I’ve loved Nicolas Ghesquière’s collections for Louis Vuitton since he became creative director two years ago. His clothes were fresh and wearable, or looked that way. But the collection he showed yesterday, while it contained plenty of wearable styles — fluid dresses in scarf prints, fuzzy sweatshirts in saturated colors, lots of pants — was basically an overstyled bunch of classics. Ghesquière said afterward that his aim this season was to rework classics, like the cropped jacket and the futuristic sports look he popularized, adding, about the show, “It’s not a big statement.”
I get what he’s saying. In fact, a lot of designers are taking the same approach. But Ghesquière isn’t giving people a new way to perceive themselves in those classics. That’s what is missing. Instead, he’s just updating the hiking boot, or the trench coat, or the Gaultier bra-cup top. As I say, he seemed on the right track with his first Vuitton collections.
Miuccia Prada is another designer who is going to have to adapt her methods to a fast-changing world. I don’t mean with her main Prada line, which depends on her conceptual brilliance. That’s Prada’s identity. But Miu Miu is plainly in a bind. It has become too expensive for what it is, and the quirky gestures are starting to make you think of a nutty aunt you’d rather avoid.
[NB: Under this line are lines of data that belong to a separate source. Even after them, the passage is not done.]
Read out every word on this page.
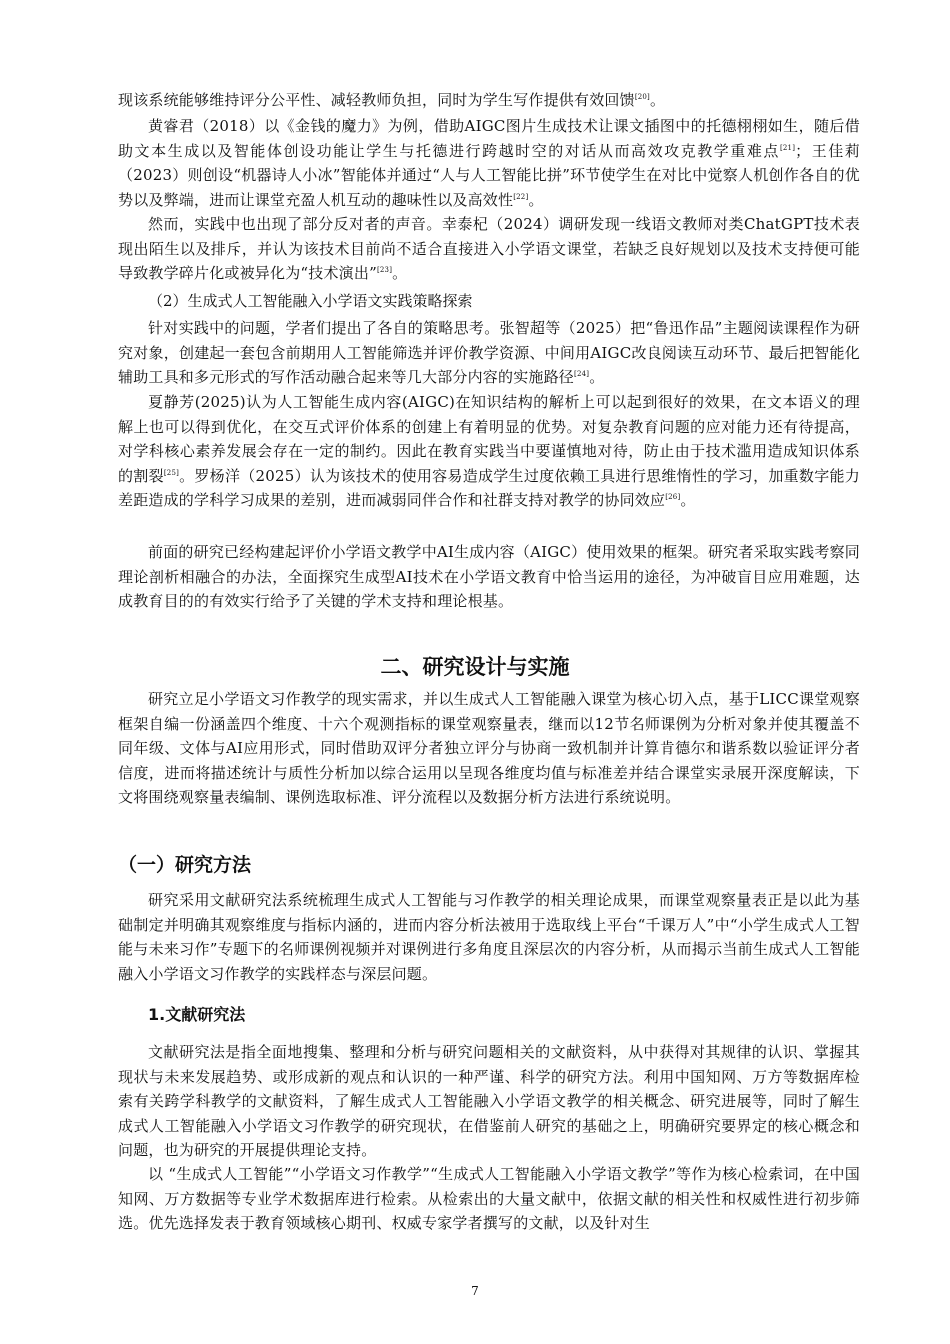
现该系统能够维持评分公平性、减轻教师负担，同时为学生写作提供有效回馈[20]。

黄睿君（2018）以《金钱的魔力》为例，借助AIGC图片生成技术让课文插图中的托德栩栩如生，随后借助文本生成以及智能体创设功能让学生与托德进行跨越时空的对话从而高效攻克教学重难点[21]；王佳莉（2023）则创设“机器诗人小冰”智能体并通过“人与人工智能比拼”环节使学生在对比中觉察人机创作各自的优势以及弊端，进而让课堂充盈人机互动的趣味性以及高效性[22]。

然而，实践中也出现了部分反对者的声音。幸泰杞（2024）调研发现一线语文教师对类ChatGPT技术表现出陌生以及排斥，并认为该技术目前尚不适合直接进入小学语文课堂，若缺乏良好规划以及技术支持便可能导致教学碎片化或被异化为“技术演出”[23]。

（2）生成式人工智能融入小学语文实践策略探索

针对实践中的问题，学者们提出了各自的策略思考。张智超等（2025）把“鲁迅作品”主题阅读课程作为研究对象，创建起一套包含前期用人工智能筛选并评价教学资源、中间用AIGC改良阅读互动环节、最后把智能化辅助工具和多元形式的写作活动融合起来等几大部分内容的实施路径[24]。

夏静芳(2025)认为人工智能生成内容(AIGC)在知识结构的解析上可以起到很好的效果，在文本语义的理解上也可以得到优化，在交互式评价体系的创建上有着明显的优势。对复杂教育问题的应对能力还有待提高，对学科核心素养发展会存在一定的制约。因此在教育实践当中要谨慎地对待，防止由于技术滥用造成知识体系的割裂[25]。罗杨洋（2025）认为该技术的使用容易造成学生过度依赖工具进行思维惰性的学习，加重数字能力差距造成的学科学习成果的差别，进而减弱同伴合作和社群支持对教学的协同效应[26]。

前面的研究已经构建起评价小学语文教学中AI生成内容（AIGC）使用效果的框架。研究者采取实践考察同理论剖析相融合的办法，全面探究生成型AI技术在小学语文教育中恰当运用的途径，为冲破盲目应用难题，达成教育目的的有效实行给予了关键的学术支持和理论根基。

二、研究设计与实施

研究立足小学语文习作教学的现实需求，并以生成式人工智能融入课堂为核心切入点，基于LICC课堂观察框架自编一份涵盖四个维度、十六个观测指标的课堂观察量表，继而以12节名师课例为分析对象并使其覆盖不同年级、文体与AI应用形式，同时借助双评分者独立评分与协商一致机制并计算肯德尔和谐系数以验证评分者信度，进而将描述统计与质性分析加以综合运用以呈现各维度均值与标准差并结合课堂实录展开深度解读，下文将围绕观察量表编制、课例选取标准、评分流程以及数据分析方法进行系统说明。

（一）研究方法

研究采用文献研究法系统梳理生成式人工智能与习作教学的相关理论成果，而课堂观察量表正是以此为基础制定并明确其观察维度与指标内涵的，进而内容分析法被用于选取线上平台“千课万人”中“小学生成式人工智能与未来习作”专题下的名师课例视频并对课例进行多角度且深层次的内容分析，从而揭示当前生成式人工智能融入小学语文习作教学的实践样态与深层问题。

1.文献研究法

文献研究法是指全面地搜集、整理和分析与研究问题相关的文献资料，从中获得对其规律的认识、掌握其现状与未来发展趋势、或形成新的观点和认识的一种严谨、科学的研究方法。利用中国知网、万方等数据库检索有关跨学科教学的文献资料，了解生成式人工智能融入小学语文教学的相关概念、研究进展等，同时了解生成式人工智能融入小学语文习作教学的研究现状，在借鉴前人研究的基础之上，明确研究要界定的核心概念和问题，也为研究的开展提供理论支持。

以 “生成式人工智能”“小学语文习作教学”“生成式人工智能融入小学语文教学”等作为核心检索词，在中国知网、万方数据等专业学术数据库进行检索。从检索出的大量文献中，依据文献的相关性和权威性进行初步筛选。优先选择发表于教育领域核心期刊、权威专家学者撰写的文献，以及针对生

7
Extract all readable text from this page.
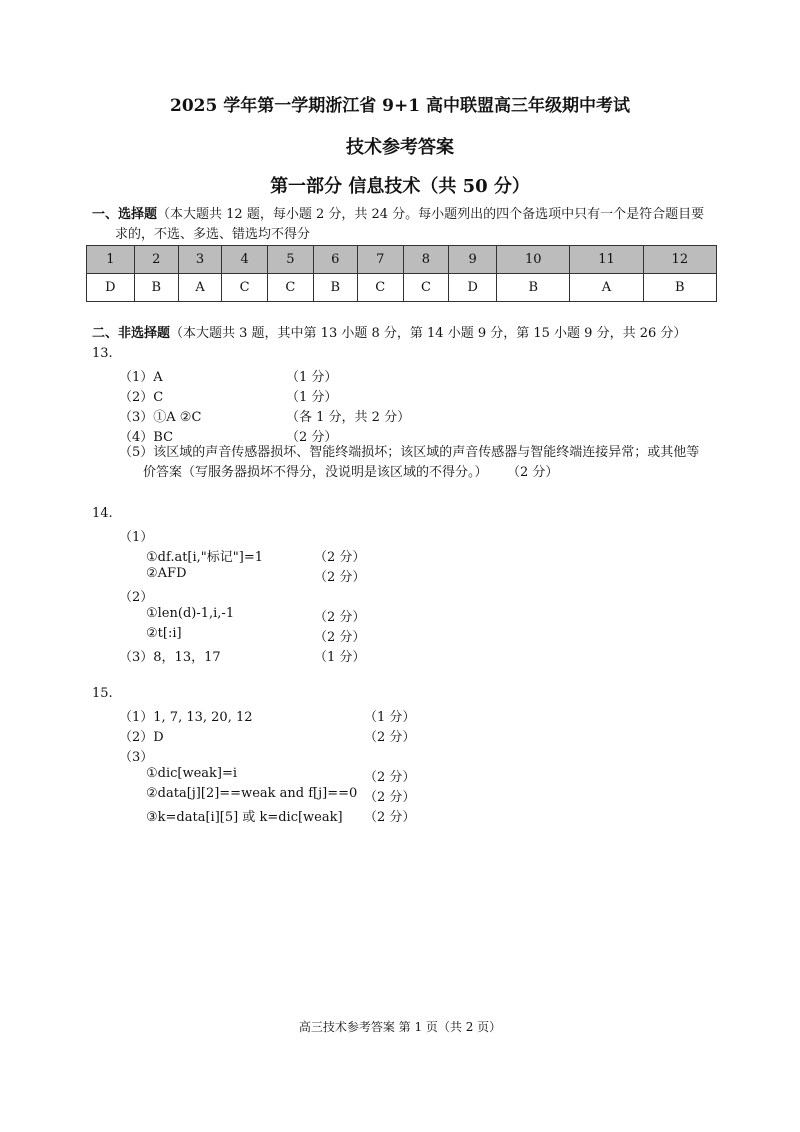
2025 学年第一学期浙江省 9+1 高中联盟高三年级期中考试
技术参考答案
第一部分 信息技术（共 50 分）
一、选择题（本大题共 12 题，每小题 2 分，共 24 分。每小题列出的四个备选项中只有一个是符合题目要
求的，不选、多选、错选均不得分
1	2	3	4	5	6	7	8	9	10	11	12
D	B	A	C	C	B	C	C	D	B	A	B
二、非选择题（本大题共 3 题，其中第 13 小题 8 分，第 14 小题 9 分，第 15 小题 9 分，共 26 分）
13.
（1）A	（1 分）
（2）C	（1 分）
（3）①A ②C	（各 1 分，共 2 分）
（4）BC	（2 分）
（5）该区域的声音传感器损坏、智能终端损坏；该区域的声音传感器与智能终端连接异常；或其他等
价答案（写服务器损坏不得分，没说明是该区域的不得分。） （2 分）
14.
（1）
①df.at[i,"标记"]=1	（2 分）
②AFD	（2 分）
（2）
①len(d)-1,i,-1	（2 分）
②t[:i]	（2 分）
（3）8，13，17	（1 分）
15.
（1）1, 7, 13, 20, 12	（1 分）
（2）D	（2 分）
（3）
①dic[weak]=i	（2 分）
②data[j][2]==weak and f[j]==0 （2 分）
③k=data[i][5] 或 k=dic[weak] （2 分）
高三技术参考答案 第 1 页（共 2 页）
With this collection, you could see that Prada was trying to bring Miu Miu closer to the main line, by doing modified versions of some of the looks she showed last month in Milan, like fur-trimmed coats, a basic military-style jacket, and argyle knits. But Miu Miu needs a more considered overhaul if it wants to stay relevant as it ages.
The designers at Valentino, Maria Grazia Chiuri and Pierpaolo Piccioli, think that people should put down their digital devices and live in the moment — have contact with people and cultural experiences. See what happens. That’s good advice, but they, too, should get out of their institutions. Their fall collection, inspired largely by ballet, used a very familiar form, not only in silhouettes and drapery, but also in the casual, layered way that dancers dress for warm-ups or during downtime. And the designers didn’t do enough to break out of it.